Аполлоновскими катартическими дарованиями наделялись его служители и пророки. Эсхил в трагедии «Просительницы» рассказывает историю Аппия, провидца и сына Феба, пришедшего некогда в Аргос и очистившего страну от чудовищ и скверны: «Сын Аполлона, Апий, вещий знахарь был; // Пришел же от Навпакта и страну сию // Избавил от чудовищ, людям пагубных: // В отмщенье древней крови родила Земля, // Запятнана убийством, скверн исчадие — // Немилостивых змиев, злых сожителей. // Он силой врачеваний очистительных // Умилостивил Землю и Аргивян спас…»

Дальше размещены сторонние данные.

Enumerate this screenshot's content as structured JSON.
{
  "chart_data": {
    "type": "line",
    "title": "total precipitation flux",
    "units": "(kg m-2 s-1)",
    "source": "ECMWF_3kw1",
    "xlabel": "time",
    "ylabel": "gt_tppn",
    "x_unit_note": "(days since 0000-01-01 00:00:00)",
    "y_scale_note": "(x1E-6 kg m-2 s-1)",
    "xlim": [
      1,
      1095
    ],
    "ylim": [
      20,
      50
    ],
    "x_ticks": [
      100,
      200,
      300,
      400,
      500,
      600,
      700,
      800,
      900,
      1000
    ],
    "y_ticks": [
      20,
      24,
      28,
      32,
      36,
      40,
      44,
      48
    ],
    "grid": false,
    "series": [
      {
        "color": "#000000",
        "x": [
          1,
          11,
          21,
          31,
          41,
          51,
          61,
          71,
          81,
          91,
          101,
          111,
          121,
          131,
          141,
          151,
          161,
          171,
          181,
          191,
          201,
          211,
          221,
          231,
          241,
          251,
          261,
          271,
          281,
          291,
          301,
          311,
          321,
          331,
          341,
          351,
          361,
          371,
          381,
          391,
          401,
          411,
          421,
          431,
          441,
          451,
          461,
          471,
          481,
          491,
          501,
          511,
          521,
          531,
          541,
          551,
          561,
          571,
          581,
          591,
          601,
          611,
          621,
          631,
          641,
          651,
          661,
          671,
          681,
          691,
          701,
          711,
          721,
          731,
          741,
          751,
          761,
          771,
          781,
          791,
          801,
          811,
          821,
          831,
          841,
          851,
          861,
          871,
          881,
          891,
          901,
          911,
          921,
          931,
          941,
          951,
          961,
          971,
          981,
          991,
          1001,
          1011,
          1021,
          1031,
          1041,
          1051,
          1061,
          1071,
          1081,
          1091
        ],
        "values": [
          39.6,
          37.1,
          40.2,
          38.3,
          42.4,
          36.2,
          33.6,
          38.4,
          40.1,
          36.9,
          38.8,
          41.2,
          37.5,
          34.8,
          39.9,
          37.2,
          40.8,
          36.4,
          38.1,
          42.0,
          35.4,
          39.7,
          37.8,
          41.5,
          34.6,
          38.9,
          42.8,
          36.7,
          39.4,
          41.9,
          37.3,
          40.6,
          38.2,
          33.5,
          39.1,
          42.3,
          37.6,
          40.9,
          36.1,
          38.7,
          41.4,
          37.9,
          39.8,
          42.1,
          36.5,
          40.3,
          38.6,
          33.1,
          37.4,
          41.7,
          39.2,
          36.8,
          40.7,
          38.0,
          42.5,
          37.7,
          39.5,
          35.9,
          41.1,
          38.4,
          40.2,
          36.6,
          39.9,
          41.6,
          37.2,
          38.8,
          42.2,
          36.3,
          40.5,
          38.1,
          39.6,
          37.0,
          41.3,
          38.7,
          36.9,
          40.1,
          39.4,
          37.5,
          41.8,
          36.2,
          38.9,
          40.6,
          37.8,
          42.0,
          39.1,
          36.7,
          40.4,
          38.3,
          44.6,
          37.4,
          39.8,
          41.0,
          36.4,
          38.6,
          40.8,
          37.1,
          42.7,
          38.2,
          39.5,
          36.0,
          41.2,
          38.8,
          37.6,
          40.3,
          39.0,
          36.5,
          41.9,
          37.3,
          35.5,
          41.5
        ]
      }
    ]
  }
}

Более всех служителей Феба в греко-римском мире почитался другой его сын — Асклепий. С ним связывалось создание искусства врачевания. Воспевая Асклепия в третьей «Пифийской песни», Пиндар, в частности, говорит: «Он разрешал их страсти, изымал из мучений, // Одних обхаживал мягкими запевами, // Других миротворным питьем // Или снадобьем, обхватывающим рану, // А иных спасал ножевой разрез». Не был он чужд и провидческому дару, так что Макробий в «Сатурналиях» даже уверяет, что Асклепий — это сам Аполлон «не только потому, что происходит от него, но и по причине того, что ему также присуща мантическая способность». Прозванный Сотером — Спасителем, после своей смерти Асклепий был обожествлен. В его святилищах — асклепионах жрецы исцеляли страждущих, следуя его воле. Больной человек должен был провести ночь в храме и видеть сны; на основании его сновидения, в котором усматривалось сообщение от самого божества, жрецы назначали ему лечение.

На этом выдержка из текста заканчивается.